1M Tokens, Zero Premium. Half Your RAG Pipeline Might Be Unnecessary.

Today

Anthropic just made 1M tokens cost the same per-token as 1K. No long-context premium. Sonnet 4.6 at $3 per million input tokens. Previously, anything over 200K was billed at 2x.

This directly affects my work.

I use Claude Code to develop and I also build voice and text agents where a single conversation generates 100+ function tool calls. State mutations, phase transitions, topic assessments, all tracked in context. Every tool call adds tokens. Lose context mid-conversation and the agent forgets what it already covered. Starts repeating questions. Misses topics.

The workaround was always lossy summarization. Budget every token. Engineer around the limit.

Now the full trace stays in context. No summarization needed. The agent retains the conversation history and performs noticeably better on my use cases. That said, retaining tokens isn't the same as perfect recall. Benchmarks show most models degrade on synthesis tasks past 32K tokens. More context doesn't automatically mean better reasoning over all of it.
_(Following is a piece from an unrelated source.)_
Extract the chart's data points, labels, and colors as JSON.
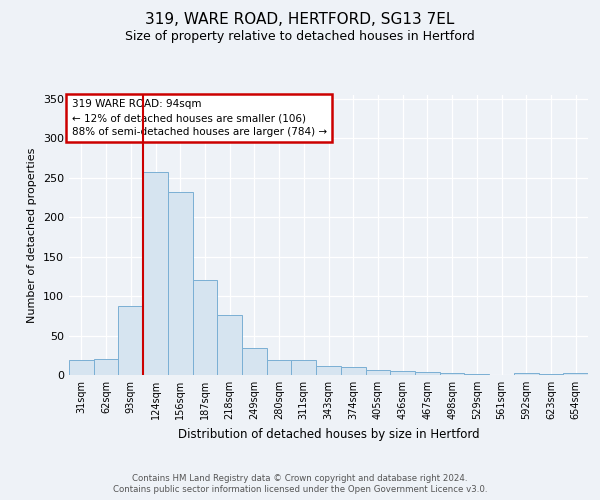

You can see in the chart by Anthropic, that even the best models lose accuracy when retrieving information past 256K tokens, some drop by more than half at 1M. More context is available, but the model's ability to find and use what's in it still degrades at scale.

And I keep seeing "RAG is dead" posts and I think it's wrong.

There are two types of RAG in production. RAG you built because context was expensive (at flat pricing, audit this, it might be unnecessary complexity now). And RAG you built because data exceeds 1M tokens or updates constantly (still essential, nothing changed).

The first category is worth questioning this quarter, but the second isn't going anywhere.